Did some Bank of England’s officials know about alleged foreign exchange rate fixing? That is what UK lawmakers want to find out and will grill Mark Carney, the Governor of the country’s central bank, today.
Regulators are investigating allegations that traders at major banks were involved in exchange rate fixing together in the $5.3 trillion-a-day market.
According to meeting minutes that emerged last Wednesday following a Freedom of Information request, from as early as 2006 Bank of England (BoE) officials were well aware of exchange rate fixing attempts; this was seven years before regulators started investigating.
Carney will appear before the cross-party Treasury Select Committee (Committee) to answer questions.
No evidence Bank of England knew about it
Although the BoE has stressed that according to an internal review there is absolutely no evidence linking its staff with foreign exchange fixing, a member of staff has been suspended over compliance issues. It said the employee is being investigated and “no decision has been taken on disciplinary action.”
The Committee says it plans to interrogate BoE officials, including Carney, about exchange rate fixing and how involved the central bank’s employees might have been.

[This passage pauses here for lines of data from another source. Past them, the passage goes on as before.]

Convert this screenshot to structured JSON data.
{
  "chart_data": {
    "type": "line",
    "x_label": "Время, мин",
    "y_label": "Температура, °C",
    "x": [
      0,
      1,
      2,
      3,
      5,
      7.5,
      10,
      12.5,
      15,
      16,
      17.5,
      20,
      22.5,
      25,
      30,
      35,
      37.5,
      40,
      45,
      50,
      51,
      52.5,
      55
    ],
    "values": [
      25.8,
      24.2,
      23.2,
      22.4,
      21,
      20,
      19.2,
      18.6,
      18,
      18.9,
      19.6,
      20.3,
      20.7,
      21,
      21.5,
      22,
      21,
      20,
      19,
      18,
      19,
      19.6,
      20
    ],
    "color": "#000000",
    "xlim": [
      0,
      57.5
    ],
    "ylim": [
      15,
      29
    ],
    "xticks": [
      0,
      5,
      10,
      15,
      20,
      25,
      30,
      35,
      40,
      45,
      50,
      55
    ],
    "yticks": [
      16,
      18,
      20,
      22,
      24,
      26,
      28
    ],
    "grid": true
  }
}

The Committee will also question him about Scottish Independence and why he abandoned his “forward guidance” policy on interest rates. Carney introduced the guidance in August 2013, saying that the BoE would not shift from its 0.5% benchmark interest rate until unemployment went below 7%.
Did a BoE official know about currency market manipulation attempts?
According to the minutes, a senior BoE official had been told of attempts to move the market, as well as a meeting between foreign exchange dealers of several major banks with the official.
In an official statement the central bank said it does not tolerate market manipulation of any kind.
The potential scandal marks a major test of Carney’s leadership after taking over less than twelve months ago and started overhauling the BoE’s monetary policy, structure and communications regime.
This is the second fixing scandal the BoE faces, after the London interbank offered rate (LIBOR) manipulation controversy. MPs (members of parliament) had described its handling as ‘naïve’.
Bloomberg quoted Simon Hart, a lawyer at RPC LLP, London, who said “The statement on the internal review is only an early staging post in what is likely to develop into a very significant issue. The statement left open as many questions as it answered. It was noticeably silent on what the Bank knew about other FX market participants.”
BoE cannot be its own judge and jury
Labour MP and Treasury Committee member, Pat McFadden, says the UK’s central bank cannot be its own judge and jury. He urges Carney to bring in “someone truly independent to oversee this process.”
McFadden said “The committee is very concerned. We hope he understands what’s at stake in terms of reputation.”
Last week, the BoE said its Oversight Committee was leading an investigation into allegations of staff collusion in exchange rate fixing. Treasury Committee leader, Andrew Tyrie believes the Oversight Committee should have investigated earlier.